Is this not one of the deepest fears we have? That the simplicity, wonder and love of life will leave us, and nothing will ever fill the void? Some refer to it as angst; I prefer what Pascal wrote in Pensees:
"What else does this craving, and this helplessness, proclaim but that there was once in man a true happiness, of which all that now remains is the empty print and trace? This he tries in vain to fill with everything around him, seeking in things that are not there the help he cannot find in those that are, though none can help, since this infinite abyss can be filled only with an infinite and immutable object; in other words by God himself."

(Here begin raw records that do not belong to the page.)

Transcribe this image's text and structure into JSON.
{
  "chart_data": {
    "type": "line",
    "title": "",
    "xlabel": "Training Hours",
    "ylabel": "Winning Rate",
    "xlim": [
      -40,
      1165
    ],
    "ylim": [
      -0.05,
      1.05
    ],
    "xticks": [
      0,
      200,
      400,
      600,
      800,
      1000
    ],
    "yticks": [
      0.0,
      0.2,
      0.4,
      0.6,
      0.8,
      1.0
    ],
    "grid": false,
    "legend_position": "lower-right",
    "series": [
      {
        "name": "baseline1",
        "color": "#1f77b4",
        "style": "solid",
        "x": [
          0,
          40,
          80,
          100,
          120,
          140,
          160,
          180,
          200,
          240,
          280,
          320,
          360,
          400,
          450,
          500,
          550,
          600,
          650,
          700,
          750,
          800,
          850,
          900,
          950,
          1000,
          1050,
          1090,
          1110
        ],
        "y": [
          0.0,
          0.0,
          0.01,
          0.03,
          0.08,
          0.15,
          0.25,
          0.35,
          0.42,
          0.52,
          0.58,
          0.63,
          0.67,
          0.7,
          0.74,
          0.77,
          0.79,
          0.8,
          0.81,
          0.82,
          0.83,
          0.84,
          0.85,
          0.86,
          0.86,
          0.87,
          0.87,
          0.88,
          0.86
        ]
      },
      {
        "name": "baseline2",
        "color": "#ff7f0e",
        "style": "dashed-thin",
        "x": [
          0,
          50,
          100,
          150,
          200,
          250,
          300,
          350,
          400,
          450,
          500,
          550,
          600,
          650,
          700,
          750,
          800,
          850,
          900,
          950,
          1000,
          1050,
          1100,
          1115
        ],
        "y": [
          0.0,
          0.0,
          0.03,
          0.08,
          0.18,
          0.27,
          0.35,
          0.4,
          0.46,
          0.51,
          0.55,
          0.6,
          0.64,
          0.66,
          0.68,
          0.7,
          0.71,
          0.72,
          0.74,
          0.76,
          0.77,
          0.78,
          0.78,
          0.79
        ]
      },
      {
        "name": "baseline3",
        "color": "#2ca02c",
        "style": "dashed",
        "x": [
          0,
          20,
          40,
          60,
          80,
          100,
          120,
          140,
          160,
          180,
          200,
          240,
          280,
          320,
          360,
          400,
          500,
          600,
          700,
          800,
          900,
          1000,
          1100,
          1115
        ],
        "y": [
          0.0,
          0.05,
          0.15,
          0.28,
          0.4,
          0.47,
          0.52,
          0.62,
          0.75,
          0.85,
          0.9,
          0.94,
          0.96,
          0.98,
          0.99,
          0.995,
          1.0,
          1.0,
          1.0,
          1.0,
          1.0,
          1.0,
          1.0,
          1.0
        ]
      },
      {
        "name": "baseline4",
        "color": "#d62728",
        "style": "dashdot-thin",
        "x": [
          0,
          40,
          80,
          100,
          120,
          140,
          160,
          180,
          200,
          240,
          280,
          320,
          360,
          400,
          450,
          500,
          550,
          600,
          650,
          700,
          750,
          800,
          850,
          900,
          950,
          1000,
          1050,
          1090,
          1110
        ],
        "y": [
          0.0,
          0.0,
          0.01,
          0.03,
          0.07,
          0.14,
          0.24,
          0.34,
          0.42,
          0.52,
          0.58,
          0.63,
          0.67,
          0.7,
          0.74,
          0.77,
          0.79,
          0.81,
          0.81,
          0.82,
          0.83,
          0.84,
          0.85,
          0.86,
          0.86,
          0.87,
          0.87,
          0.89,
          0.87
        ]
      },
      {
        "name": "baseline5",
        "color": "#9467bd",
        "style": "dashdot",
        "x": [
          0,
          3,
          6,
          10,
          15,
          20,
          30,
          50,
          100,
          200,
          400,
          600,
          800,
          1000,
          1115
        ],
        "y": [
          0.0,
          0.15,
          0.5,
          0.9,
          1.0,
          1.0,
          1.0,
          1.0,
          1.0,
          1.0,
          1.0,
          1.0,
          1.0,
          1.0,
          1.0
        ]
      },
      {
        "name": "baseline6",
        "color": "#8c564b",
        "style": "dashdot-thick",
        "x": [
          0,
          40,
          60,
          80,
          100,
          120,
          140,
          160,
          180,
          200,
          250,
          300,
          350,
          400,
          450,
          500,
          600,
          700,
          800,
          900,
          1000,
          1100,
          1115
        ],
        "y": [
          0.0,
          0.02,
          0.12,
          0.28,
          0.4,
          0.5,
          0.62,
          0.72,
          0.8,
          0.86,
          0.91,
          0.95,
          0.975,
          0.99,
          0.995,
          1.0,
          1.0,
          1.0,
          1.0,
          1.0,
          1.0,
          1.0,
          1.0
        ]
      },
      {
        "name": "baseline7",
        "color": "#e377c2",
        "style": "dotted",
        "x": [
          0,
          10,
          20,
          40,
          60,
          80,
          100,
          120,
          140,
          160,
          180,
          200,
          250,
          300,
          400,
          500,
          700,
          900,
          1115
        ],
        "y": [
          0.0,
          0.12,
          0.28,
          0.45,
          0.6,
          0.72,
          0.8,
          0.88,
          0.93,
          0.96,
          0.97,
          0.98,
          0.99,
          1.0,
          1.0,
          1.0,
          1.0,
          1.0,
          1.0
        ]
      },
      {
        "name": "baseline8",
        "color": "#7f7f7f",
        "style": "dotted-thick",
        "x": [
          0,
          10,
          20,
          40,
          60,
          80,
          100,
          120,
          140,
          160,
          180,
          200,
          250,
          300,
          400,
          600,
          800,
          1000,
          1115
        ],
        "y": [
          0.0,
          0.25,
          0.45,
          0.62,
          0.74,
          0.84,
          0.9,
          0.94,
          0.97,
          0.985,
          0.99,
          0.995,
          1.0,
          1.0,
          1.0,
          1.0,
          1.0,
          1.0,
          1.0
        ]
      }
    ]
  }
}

Part of our universal human experience is a sense that something is missing, even in the midst of the pursuit of happiness. Our hearts are restless. Fortunately, the narrator realizes that there is more to life than emptiness and destruction. When he hears Lettie's family speak ancient words of life and power as they fight against the encroaching void that seeks to annihilate him, he knows there is an answer:
"In my dreams I spoke that language too, the first language.. nothing said in that language can be a lie... Once I dreamed I kept a perfect little bed and breakfast by the seaside, and to everyone who came to stay with me I would say, in that tongue, 'Be whole,' and they would become whole, not be broken people, not any longer..."
Ah, yes. That is indeed the answer. If only someone had the power to bring beauty from despair, to heal broken bodies and souls. It's the greatest hope that counters our bleakest despair. It's a story that never gets old.